First up is the The United States Holocaust Memorial Museum, which is truly worth your time. Located near the National Mall and within walking distance from the Smithsonian metro stop, the museum is dedicated to abolishing hatred and genocide. The museum holds both traveling and permanent exhibits. One permanent exhibit is the Hall of Remembrance, a place of quiet and reflection. Visitors can light memorial candles or meditate on the eternal flame. Another permanent exhibit tells the chronological story of the Holocaust, using artifacts, visuals, and first person accounts. One can tell that much thought and effort was put into creating the exhibit, and it can be a very moving experience.
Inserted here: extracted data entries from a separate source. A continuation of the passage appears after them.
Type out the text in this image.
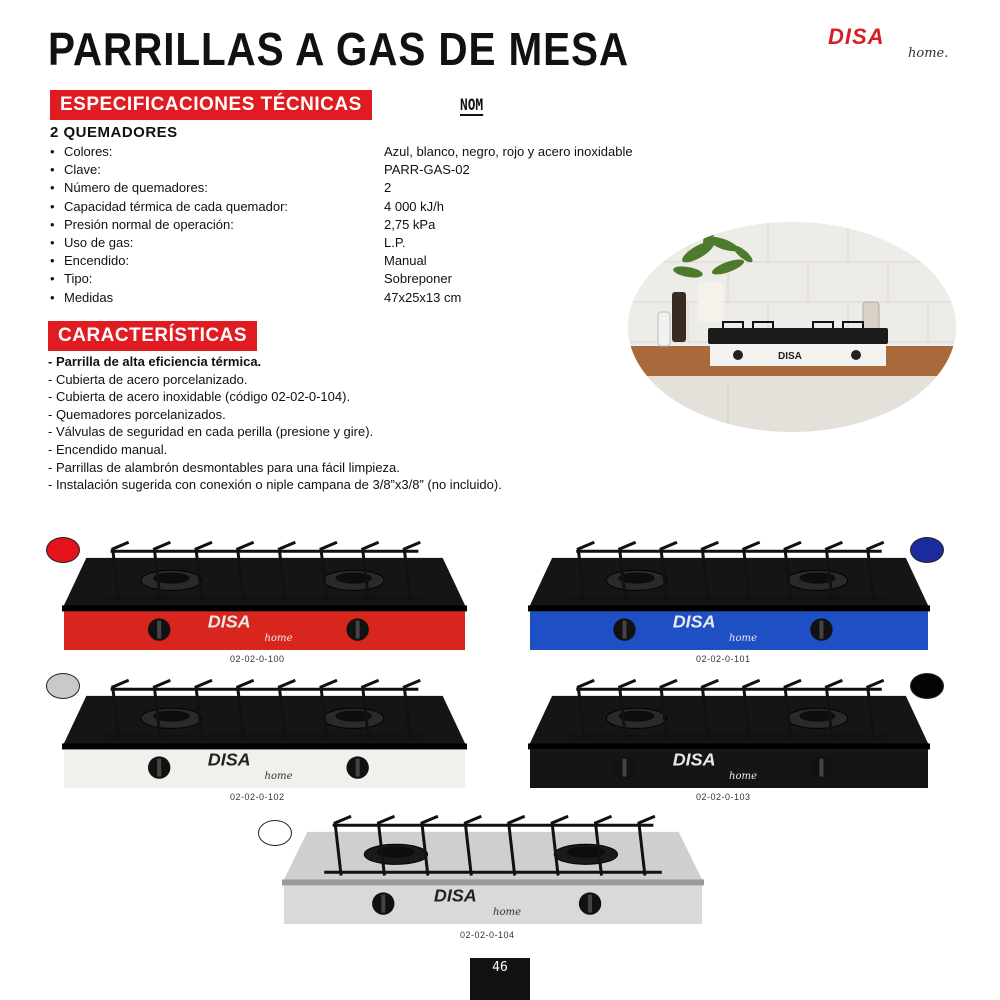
PARRILLAS A GAS DE MESA	DISA
home.
ESPECIFICACIONES TÉCNICAS	NOM
2 QUEMADORES
• Colores:	Azul, blanco, negro, rojo y acero inoxidable
• Clave:	PARR-GAS-02
• Número de quemadores:	2
• Capacidad térmica de cada quemador:	4 000 kJ/h
• Presión normal de operación:	2,75 kPa
• Uso de gas:	L.P.
• Encendido:	Manual
• Tipo:	Sobreponer
• Medidas	47x25x13 cm
CARACTERÍSTICAS
- Parrilla de alta eficiencia térmica.
- Cubierta de acero porcelanizado.
- Cubierta de acero inoxidable (código 02-02-0-104).
- Quemadores porcelanizados.
- Válvulas de seguridad en cada perilla (presione y gire).
- Encendido manual.
- Parrillas de alambrón desmontables para una fácil limpieza.
- Instalación sugerida con conexión o niple campana de 3/8”x3/8” (no incluido).
DISA
DISA
home
DISA
home
DISA
home
DISA
home
DISA
home
02-02-0-100	02-02-0-101
02-02-0-102	02-02-0-103
02-02-0-104
46
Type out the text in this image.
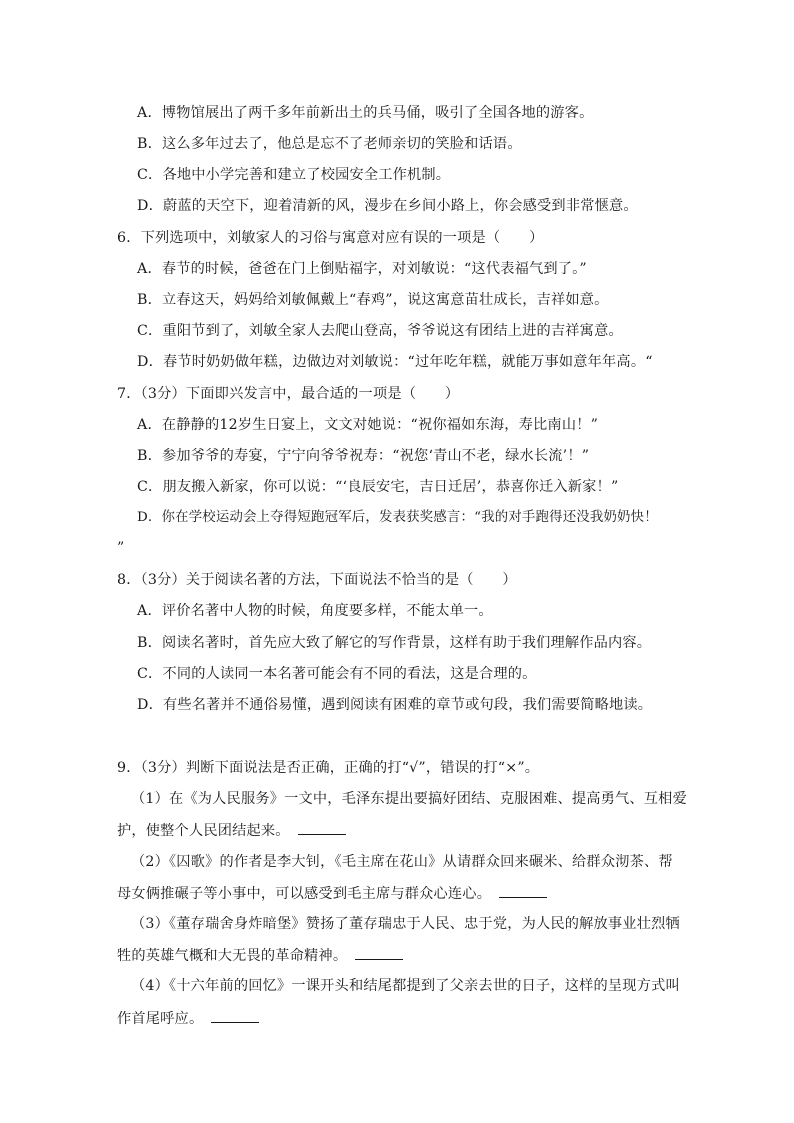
A．博物馆展出了两千多年前新出土的兵马俑，吸引了全国各地的游客。
B．这么多年过去了，他总是忘不了老师亲切的笑脸和话语。
C．各地中小学完善和建立了校园安全工作机制。
D．蔚蓝的天空下，迎着清新的风，漫步在乡间小路上，你会感受到非常惬意。
6．下列选项中，刘敏家人的习俗与寓意对应有误的一项是（　　）
A．春节的时候，爸爸在门上倒贴福字，对刘敏说：“这代表福气到了。”
B．立春这天，妈妈给刘敏佩戴上“春鸡”，说这寓意苗壮成长，吉祥如意。
C．重阳节到了，刘敏全家人去爬山登高，爷爷说这有团结上进的吉祥寓意。
D．春节时奶奶做年糕，边做边对刘敏说：“过年吃年糕，就能万事如意年年高。“
7．（3分）下面即兴发言中，最合适的一项是（　　）
A．在静静的12岁生日宴上，文文对她说：“祝你福如东海，寿比南山！”
B．参加爷爷的寿宴，宁宁向爷爷祝寿：“祝您‘青山不老，绿水长流’！”
C．朋友搬入新家，你可以说：“‘良辰安宅，吉日迁居’，恭喜你迁入新家！”
D．你在学校运动会上夺得短跑冠军后，发表获奖感言：“我的对手跑得还没我奶奶快！
”
8．（3分）关于阅读名著的方法，下面说法不恰当的是（　　）
A．评价名著中人物的时候，角度要多样，不能太单一。
B．阅读名著时，首先应大致了解它的写作背景，这样有助于我们理解作品内容。
C．不同的人读同一本名著可能会有不同的看法，这是合理的。
D．有些名著并不通俗易懂，遇到阅读有困难的章节或句段，我们需要简略地读。
9．（3分）判断下面说法是否正确，正确的打“√”，错误的打“×”。
（1）在《为人民服务》一文中，毛泽东提出要搞好团结、克服困难、提高勇气、互相爱
护，使整个人民团结起来。
（2）《囚歌》的作者是李大钊，《毛主席在花山》从请群众回来碾米、给群众沏茶、帮
母女俩推碾子等小事中，可以感受到毛主席与群众心连心。
（3）《董存瑞舍身炸暗堡》赞扬了董存瑞忠于人民、忠于党，为人民的解放事业壮烈牺
牲的英雄气概和大无畏的革命精神。
（4）《十六年前的回忆》一课开头和结尾都提到了父亲去世的日子，这样的呈现方式叫
作首尾呼应。
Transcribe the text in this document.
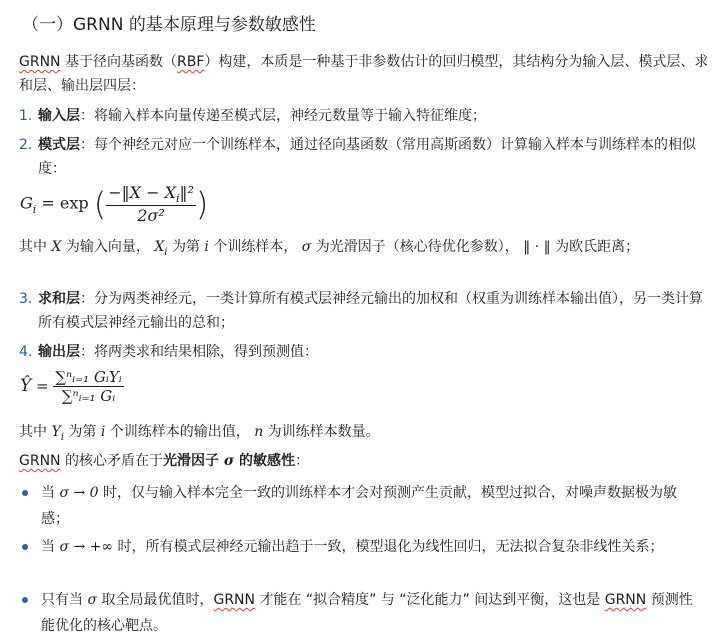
（一）GRNN 的基本原理与参数敏感性
GRNN 基于径向基函数（RBF）构建，本质是一种基于非参数估计的回归模型，其结构分为输入层、模式层、求和层、输出层四层：
1. 输入层：将输入样本向量传递至模式层，神经元数量等于输入特征维度；
2. 模式层：每个神经元对应一个训练样本，通过径向基函数（常用高斯函数）计算输入样本与训练样本的相似度：
$G_i = \exp$ ( $\frac{-‖X - X_i‖^2}{\text{2σ²}}$ )
其中 X 为输入向量， $X_i$ 为第 i 个训练样本， σ 为光滑因子（核心待优化参数）， ‖ · ‖ 为欧氏距离；
3. 求和层：分为两类神经元，一类计算所有模式层神经元输出的加权和（权重为训练样本输出值），另一类计算所有模式层神经元输出的总和；
4. 输出层：将两类求和结果相除，得到预测值：
Ŷ = $\frac{\text{∑ⁿᵢ₌₁ GᵢYᵢ}}{\text{∑ⁿᵢ₌₁ Gᵢ}}$
其中 $Y_i$ 为第 i 个训练样本的输出值， n 为训练样本数量。
GRNN 的核心矛盾在于光滑因子 σ 的敏感性：
当 σ → 0 时，仅与输入样本完全一致的训练样本才会对预测产生贡献，模型过拟合，对噪声数据极为敏感；
当 σ → +∞ 时，所有模式层神经元输出趋于一致，模型退化为线性回归，无法拟合复杂非线性关系；
只有当 σ 取全局最优值时，GRNN 才能在 “拟合精度” 与 “泛化能力” 间达到平衡，这也是 GRNN 预测性能优化的核心靶点。
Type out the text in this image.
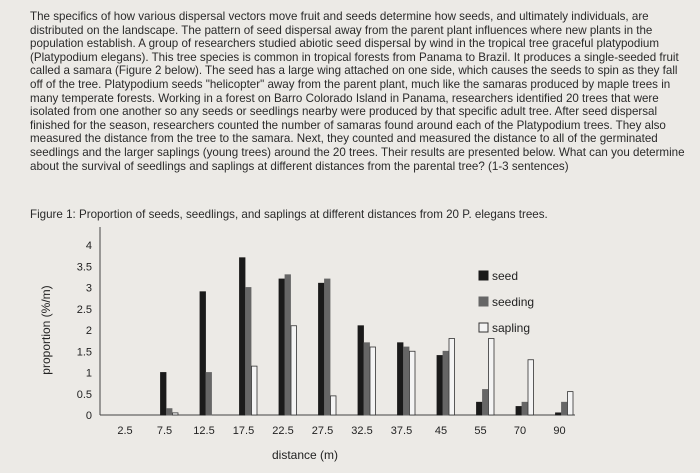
The specifics of how various dispersal vectors move fruit and seeds determine how seeds, and ultimately individuals, are distributed on the landscape. The pattern of seed dispersal away from the parent plant influences where new plants in the population establish. A group of researchers studied abiotic seed dispersal by wind in the tropical tree graceful platypodium (Platypodium elegans). This tree species is common in tropical forests from Panama to Brazil. It produces a single-seeded fruit called a samara (Figure 2 below). The seed has a large wing attached on one side, which causes the seeds to spin as they fall off of the tree. Platypodium seeds "helicopter" away from the parent plant, much like the samaras produced by maple trees in many temperate forests. Working in a forest on Barro Colorado Island in Panama, researchers identified 20 trees that were isolated from one another so any seeds or seedlings nearby were produced by that specific adult tree. After seed dispersal finished for the season, researchers counted the number of samaras found around each of the Platypodium trees. They also measured the distance from the tree to the samara. Next, they counted and measured the distance to all of the germinated seedlings and the larger saplings (young trees) around the 20 trees. Their results are presented below. What can you determine about the survival of seedlings and saplings at different distances from the parental tree? (1-3 sentences)
Figure 1: Proportion of seeds, seedlings, and saplings at different distances from 20 P. elegans trees.
0
0.5
1
1.5
2
2.5
3
3.5
4
2.5 7.5 12.5 17.5 22.5 27.5 32.5 37.5 45 55 70 90
distance (m)
proportion (%/m)
seed
seeding
sapling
I’ve visited the museum twice and both times had unique experiences. On the first visit, I stopped in the room containing oven doors from a concentration camp. Another visiter, and older woman, turned to me said, “I almost ended up in one of those.” She pulled up her sleeve to reveal her number tattoo. We stood there while she told me her experience living through the Holocaust. Eventually, she moved on with her family and I broke out into tears.
The second time, I was involved in a college production of Joshua Sobol’s play, Ghetto. We visited the museum to help the actors and designers conduct research. One of the characters in the play is a Jewish police officer named Dessler, and we found a document on display bearing the real Dessler’s signature. Seeing a physical reminder that the play was based on real people sent shivers through all of us.
There are other exhibits available in the museum. Some rotate the subject matter, other exhibits display propaganda and tell the story of the Holocaust through a child’s eyes.
The U.S. Holocaust Memorial Museum is free, although timed passes are required. A limited number can be obtained online in advance for a fee ($1.00), otherwise passes are given out on a first-come, first-served basis on the day of entry.
The Museum’s website provides a lot of information to help plan your visit. It is also a great resource for research on the Holocaust and genocide.